Sixty-seven percent of Republicans said they approved of the president’s response to the violence in Charlottesville last weekend, compared with just 10 percent of Democrats, according to a CBS News survey conducted over the past week.
It’s an indication of what now seems an almost immutable law of the Trump presidency. There are signs Trump’s support among Republican leaders and some Republican voters is weakening. But in an increasingly tribal United States, with people on the left and the right getting information from different sources and seeing the same facts in different ways, it reflects the way Trump has become in many ways both symbol and chief agitator of a divided nation.
Moral outrage at Trump’s response to Charlottesville continues to glow white hot, but it has a largely partisan tinge.

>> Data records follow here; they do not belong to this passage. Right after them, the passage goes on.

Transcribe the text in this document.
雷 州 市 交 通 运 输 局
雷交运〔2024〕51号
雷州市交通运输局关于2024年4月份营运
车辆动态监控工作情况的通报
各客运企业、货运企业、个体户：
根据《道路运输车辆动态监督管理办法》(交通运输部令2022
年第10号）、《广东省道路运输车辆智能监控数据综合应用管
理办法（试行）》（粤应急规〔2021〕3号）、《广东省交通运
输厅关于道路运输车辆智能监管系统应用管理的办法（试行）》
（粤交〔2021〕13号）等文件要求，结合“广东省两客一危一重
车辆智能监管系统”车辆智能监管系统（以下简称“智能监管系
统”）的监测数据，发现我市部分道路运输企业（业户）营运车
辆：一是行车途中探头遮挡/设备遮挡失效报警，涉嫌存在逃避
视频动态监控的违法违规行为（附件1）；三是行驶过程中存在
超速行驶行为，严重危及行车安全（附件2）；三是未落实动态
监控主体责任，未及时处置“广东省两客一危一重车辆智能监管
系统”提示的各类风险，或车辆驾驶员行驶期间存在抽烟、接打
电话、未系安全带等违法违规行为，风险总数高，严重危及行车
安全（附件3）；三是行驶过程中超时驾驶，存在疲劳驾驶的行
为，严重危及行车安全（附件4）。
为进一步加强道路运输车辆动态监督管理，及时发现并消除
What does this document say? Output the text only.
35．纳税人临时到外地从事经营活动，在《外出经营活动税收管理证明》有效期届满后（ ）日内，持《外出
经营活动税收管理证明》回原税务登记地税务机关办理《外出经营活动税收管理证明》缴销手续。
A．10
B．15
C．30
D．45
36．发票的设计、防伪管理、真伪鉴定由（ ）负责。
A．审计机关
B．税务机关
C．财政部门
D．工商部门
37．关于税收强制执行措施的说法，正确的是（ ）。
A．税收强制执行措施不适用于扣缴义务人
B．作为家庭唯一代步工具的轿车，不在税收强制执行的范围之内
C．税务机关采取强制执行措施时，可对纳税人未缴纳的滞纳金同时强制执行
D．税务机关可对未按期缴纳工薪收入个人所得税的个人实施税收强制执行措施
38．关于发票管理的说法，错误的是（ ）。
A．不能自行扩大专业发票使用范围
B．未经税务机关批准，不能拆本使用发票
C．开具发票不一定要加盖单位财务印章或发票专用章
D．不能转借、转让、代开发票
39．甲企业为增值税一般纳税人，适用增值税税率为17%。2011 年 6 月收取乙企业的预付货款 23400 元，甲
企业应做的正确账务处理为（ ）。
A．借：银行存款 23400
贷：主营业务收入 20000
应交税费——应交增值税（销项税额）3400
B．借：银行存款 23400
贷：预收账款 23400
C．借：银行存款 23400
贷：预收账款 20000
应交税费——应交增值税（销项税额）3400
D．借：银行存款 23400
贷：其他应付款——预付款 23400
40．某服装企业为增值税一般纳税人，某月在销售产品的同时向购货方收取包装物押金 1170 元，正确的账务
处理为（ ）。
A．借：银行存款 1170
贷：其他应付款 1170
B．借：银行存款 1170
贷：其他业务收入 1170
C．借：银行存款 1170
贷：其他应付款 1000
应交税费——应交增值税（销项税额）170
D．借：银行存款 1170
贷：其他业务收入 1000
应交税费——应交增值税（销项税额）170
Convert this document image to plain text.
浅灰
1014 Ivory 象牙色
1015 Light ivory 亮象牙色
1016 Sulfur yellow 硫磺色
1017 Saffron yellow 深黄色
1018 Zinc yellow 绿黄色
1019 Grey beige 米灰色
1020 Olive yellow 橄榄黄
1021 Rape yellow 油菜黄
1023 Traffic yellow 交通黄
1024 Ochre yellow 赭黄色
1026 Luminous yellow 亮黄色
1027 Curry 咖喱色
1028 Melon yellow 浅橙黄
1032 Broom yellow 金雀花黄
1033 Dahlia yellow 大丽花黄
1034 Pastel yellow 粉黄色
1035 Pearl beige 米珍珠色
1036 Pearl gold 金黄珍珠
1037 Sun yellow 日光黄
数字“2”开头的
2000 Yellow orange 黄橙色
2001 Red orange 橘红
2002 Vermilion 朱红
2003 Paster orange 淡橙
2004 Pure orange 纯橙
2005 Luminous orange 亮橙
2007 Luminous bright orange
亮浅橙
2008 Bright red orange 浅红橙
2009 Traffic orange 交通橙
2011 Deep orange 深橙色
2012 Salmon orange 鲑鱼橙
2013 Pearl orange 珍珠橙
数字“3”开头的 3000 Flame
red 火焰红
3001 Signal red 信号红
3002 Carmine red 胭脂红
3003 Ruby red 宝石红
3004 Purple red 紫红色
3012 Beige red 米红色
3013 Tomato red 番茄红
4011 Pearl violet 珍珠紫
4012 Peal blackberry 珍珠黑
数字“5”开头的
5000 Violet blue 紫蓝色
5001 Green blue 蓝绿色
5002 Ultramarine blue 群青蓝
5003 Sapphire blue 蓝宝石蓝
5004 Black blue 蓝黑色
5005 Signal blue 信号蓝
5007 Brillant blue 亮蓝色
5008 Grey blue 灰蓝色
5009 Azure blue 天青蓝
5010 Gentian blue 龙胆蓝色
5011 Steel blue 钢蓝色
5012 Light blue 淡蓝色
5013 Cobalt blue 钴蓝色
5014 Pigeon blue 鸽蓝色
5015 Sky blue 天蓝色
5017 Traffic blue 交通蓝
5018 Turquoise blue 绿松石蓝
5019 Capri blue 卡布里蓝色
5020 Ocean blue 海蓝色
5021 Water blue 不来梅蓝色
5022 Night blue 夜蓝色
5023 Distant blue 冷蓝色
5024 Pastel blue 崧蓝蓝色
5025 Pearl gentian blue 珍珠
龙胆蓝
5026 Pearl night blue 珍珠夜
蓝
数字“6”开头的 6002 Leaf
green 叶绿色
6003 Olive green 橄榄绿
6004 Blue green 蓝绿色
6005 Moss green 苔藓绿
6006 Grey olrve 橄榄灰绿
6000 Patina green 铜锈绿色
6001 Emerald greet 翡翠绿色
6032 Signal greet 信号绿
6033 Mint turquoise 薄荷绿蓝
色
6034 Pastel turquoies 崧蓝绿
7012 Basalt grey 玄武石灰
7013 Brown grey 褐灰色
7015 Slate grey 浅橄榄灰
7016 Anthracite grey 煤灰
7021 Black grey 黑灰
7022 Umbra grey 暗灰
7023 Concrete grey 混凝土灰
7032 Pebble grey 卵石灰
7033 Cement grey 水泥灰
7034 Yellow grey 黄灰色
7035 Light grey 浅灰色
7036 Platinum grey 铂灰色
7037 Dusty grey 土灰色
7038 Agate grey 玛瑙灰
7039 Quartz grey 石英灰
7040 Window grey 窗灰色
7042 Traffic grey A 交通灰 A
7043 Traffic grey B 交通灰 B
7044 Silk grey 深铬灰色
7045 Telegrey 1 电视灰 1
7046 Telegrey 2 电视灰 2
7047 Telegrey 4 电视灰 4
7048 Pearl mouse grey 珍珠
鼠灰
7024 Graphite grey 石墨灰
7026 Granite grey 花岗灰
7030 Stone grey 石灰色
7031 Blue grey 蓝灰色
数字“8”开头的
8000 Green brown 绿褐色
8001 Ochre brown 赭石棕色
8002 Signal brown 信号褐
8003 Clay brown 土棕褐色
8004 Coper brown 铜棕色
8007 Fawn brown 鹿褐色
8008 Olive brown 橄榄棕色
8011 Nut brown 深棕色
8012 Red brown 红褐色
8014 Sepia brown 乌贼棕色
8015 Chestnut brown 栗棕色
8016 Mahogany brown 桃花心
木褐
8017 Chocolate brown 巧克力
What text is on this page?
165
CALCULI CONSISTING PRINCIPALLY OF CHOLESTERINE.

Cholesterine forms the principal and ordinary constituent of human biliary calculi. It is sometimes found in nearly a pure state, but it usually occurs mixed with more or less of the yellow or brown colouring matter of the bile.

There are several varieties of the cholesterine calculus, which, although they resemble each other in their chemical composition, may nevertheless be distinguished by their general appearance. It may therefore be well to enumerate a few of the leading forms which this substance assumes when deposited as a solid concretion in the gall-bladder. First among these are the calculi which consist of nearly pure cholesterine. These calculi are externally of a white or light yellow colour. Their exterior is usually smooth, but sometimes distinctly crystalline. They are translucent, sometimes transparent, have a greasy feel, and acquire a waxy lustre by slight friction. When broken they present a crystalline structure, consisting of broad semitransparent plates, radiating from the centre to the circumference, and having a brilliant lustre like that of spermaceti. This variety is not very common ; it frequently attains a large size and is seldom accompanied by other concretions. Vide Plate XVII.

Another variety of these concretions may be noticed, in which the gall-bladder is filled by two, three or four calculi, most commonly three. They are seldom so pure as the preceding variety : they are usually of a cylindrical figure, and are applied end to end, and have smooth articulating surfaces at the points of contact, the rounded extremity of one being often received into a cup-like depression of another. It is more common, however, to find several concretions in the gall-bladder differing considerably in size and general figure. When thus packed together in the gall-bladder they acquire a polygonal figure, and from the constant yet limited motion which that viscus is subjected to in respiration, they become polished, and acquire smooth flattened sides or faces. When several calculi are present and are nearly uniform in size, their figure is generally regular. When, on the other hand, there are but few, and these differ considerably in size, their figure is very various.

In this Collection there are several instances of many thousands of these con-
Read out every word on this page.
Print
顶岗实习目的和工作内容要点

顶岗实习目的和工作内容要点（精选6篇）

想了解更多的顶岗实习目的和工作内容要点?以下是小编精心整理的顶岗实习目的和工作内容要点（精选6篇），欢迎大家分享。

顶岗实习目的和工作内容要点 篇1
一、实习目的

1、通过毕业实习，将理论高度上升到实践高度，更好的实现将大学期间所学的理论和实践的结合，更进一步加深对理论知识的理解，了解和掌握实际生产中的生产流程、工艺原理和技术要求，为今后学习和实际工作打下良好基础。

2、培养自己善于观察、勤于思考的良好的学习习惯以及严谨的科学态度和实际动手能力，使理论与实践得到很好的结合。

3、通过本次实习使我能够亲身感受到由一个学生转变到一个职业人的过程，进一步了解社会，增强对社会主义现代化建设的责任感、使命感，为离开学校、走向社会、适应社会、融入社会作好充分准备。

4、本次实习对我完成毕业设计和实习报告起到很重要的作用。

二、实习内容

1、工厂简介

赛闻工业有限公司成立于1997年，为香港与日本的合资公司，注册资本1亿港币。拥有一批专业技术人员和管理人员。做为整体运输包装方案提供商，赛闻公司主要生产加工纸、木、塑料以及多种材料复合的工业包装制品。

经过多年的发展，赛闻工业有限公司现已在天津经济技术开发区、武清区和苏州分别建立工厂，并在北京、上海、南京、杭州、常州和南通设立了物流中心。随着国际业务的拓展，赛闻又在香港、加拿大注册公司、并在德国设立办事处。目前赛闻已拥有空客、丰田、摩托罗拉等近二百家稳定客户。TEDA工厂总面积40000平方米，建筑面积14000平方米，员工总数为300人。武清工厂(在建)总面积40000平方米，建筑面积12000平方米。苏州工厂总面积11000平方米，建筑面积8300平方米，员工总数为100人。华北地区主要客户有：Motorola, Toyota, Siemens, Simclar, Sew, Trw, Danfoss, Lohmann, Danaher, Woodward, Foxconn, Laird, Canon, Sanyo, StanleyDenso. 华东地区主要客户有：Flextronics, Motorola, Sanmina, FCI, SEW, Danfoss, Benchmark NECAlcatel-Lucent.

From Hicks’ perspective, the president simply pointed out a fact: Leftists bore some responsibility for the violence, too. Of course, Nazis and white supremacists are bad, she said. But she does not believe Trump has any affinity for them. He said so himself. But she is exasperated that a significant part of the country seems to think otherwise. The week’s frenzied headlines read to her like bulletins from another planet.
“I feel like I am in a bizarro universe where no one but me is thinking logically,” she said. “We have gone so off the rails of what this conversation is about.”